Joe Biden
Biden directed the appropriate federal officials to "to help with immediate needs and long-term rebuilding." Photo by Anna Moneymaker/Getty Images

At least 32 people have died as a result of a violent storm that sparked tornadoes in the southern and midwestern parts of the United States, according to officials and media accounts.

According to the Memphis Police Department, two children and an adult were found dead on Saturday in Memphis, Tennessee, after the storm's strong winds toppled trees onto several homes.

After announcing seven fatalities early on Saturday in McNairy County, Tennessee, authorities announced two more deaths, according to local media.

The Tennessee Department of Health announced on Sunday that three more counties had experienced three new weather-related fatalities, but it gave no further information.

According to the Indiana Department of Natural Resources, a couple's corpses were discovered in Owen County at a campsite in McCormick's Creek State Park.

Earlier reports of 15 more fatalities related to the storm, which produced tornadoes in several locations, came from Arkansas, Illinois, Indiana, Delaware, Mississippi, and Alabama. Numerous structures were damaged or destroyed, and hundreds of people suffered injuries.

On Sunday, American President Joe Biden deemed Arkansas to be in a "major disaster" and ordered federal assistance to aid in the recovery.

"We know families across America are mourning the loss of loved ones, desperately waiting for news of others fighting for their lives, and sorting through the rubble of their homes and businesses," he said.

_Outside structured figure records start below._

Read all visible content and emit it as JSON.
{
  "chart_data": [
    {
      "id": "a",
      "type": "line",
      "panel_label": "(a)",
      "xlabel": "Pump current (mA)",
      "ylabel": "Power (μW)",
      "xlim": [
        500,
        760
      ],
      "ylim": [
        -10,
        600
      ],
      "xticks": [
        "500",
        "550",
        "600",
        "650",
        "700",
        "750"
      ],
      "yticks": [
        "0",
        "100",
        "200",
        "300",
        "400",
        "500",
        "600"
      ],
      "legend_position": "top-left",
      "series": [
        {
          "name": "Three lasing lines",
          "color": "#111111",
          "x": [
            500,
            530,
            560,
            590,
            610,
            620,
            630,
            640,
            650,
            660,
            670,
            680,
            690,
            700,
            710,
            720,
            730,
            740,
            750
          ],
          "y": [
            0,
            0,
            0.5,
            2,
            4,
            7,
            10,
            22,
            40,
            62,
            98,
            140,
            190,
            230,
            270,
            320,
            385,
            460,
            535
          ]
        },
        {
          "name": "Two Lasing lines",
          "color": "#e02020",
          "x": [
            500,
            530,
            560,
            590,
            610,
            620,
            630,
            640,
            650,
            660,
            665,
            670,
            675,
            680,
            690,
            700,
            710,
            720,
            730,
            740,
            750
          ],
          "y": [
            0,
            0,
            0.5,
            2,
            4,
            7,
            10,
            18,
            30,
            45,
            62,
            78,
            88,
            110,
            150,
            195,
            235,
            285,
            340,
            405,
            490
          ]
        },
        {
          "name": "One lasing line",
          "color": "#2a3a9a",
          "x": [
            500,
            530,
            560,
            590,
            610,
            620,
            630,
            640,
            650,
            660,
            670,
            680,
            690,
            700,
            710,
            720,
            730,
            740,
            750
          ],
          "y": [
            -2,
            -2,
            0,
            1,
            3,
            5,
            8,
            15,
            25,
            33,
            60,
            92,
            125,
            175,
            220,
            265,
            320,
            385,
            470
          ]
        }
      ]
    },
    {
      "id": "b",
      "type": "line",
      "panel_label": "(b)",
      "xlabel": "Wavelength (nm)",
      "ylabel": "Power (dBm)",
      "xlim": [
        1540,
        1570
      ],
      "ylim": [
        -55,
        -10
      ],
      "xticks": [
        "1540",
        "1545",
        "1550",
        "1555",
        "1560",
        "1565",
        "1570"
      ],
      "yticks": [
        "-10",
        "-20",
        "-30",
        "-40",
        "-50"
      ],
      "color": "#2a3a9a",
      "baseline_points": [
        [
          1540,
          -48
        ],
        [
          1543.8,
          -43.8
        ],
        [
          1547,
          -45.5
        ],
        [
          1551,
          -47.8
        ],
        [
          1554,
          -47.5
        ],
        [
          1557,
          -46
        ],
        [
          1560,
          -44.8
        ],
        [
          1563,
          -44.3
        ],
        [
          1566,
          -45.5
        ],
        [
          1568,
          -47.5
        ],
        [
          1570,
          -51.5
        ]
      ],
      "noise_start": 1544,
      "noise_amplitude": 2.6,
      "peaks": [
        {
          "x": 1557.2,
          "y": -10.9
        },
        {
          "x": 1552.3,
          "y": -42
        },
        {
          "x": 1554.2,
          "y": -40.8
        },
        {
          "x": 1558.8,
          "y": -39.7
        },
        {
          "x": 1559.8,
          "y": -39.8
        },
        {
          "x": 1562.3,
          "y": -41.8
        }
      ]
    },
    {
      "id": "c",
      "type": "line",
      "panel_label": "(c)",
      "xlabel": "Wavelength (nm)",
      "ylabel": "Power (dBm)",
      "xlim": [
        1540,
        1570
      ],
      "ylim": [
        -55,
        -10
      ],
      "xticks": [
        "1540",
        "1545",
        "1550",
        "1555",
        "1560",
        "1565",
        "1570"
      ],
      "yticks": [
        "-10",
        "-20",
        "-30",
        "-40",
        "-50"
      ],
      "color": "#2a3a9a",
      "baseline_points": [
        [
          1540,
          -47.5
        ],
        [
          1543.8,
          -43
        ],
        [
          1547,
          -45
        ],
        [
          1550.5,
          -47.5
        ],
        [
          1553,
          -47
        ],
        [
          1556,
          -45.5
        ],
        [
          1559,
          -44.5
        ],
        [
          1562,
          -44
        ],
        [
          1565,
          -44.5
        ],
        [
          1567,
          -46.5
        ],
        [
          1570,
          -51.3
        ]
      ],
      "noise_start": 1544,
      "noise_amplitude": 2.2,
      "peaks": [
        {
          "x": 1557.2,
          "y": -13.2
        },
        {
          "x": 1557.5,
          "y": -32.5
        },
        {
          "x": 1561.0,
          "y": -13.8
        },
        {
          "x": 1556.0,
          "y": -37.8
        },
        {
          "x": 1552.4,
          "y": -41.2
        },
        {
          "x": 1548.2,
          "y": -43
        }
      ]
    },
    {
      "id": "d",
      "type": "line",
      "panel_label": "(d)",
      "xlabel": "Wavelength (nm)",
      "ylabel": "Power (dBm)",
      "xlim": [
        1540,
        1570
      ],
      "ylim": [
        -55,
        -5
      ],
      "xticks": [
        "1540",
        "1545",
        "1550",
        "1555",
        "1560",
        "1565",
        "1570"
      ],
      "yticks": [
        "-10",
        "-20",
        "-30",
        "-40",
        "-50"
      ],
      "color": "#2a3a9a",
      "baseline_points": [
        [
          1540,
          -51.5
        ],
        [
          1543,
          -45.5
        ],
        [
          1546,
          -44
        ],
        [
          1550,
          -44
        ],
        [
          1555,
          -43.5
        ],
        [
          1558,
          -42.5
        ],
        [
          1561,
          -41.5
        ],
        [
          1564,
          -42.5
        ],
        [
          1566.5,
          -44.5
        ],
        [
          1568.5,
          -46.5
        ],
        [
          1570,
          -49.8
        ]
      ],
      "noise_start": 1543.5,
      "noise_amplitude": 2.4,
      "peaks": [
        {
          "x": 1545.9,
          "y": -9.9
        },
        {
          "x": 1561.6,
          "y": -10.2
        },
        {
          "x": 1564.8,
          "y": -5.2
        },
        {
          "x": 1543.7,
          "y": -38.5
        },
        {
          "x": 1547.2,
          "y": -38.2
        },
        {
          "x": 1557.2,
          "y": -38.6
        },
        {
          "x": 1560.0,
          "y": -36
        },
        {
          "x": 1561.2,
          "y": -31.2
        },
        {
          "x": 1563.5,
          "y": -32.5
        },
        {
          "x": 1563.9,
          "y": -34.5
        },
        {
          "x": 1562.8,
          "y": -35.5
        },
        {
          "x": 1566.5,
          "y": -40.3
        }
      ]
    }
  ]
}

In a statement released on Sunday afternoon, the president said that he and Jill Biden were praying for those affected by the storms over the weekend.

He also directed the appropriate federal officials to "to help with immediate needs and long-term rebuilding," Reuters reported.

According to the National Storm Prediction Center, severe weather, including very large hail, strong wind gusts, and "a strong tornado or two," was expected on Sunday in areas of north and northeast Texas near Dallas and Fort Worth.

Heavy rain, hail, and strong winds struck Dallas Fort Worth International Airport on Sunday afternoon, resulting in a ground-stop order for a few hours and flight delays.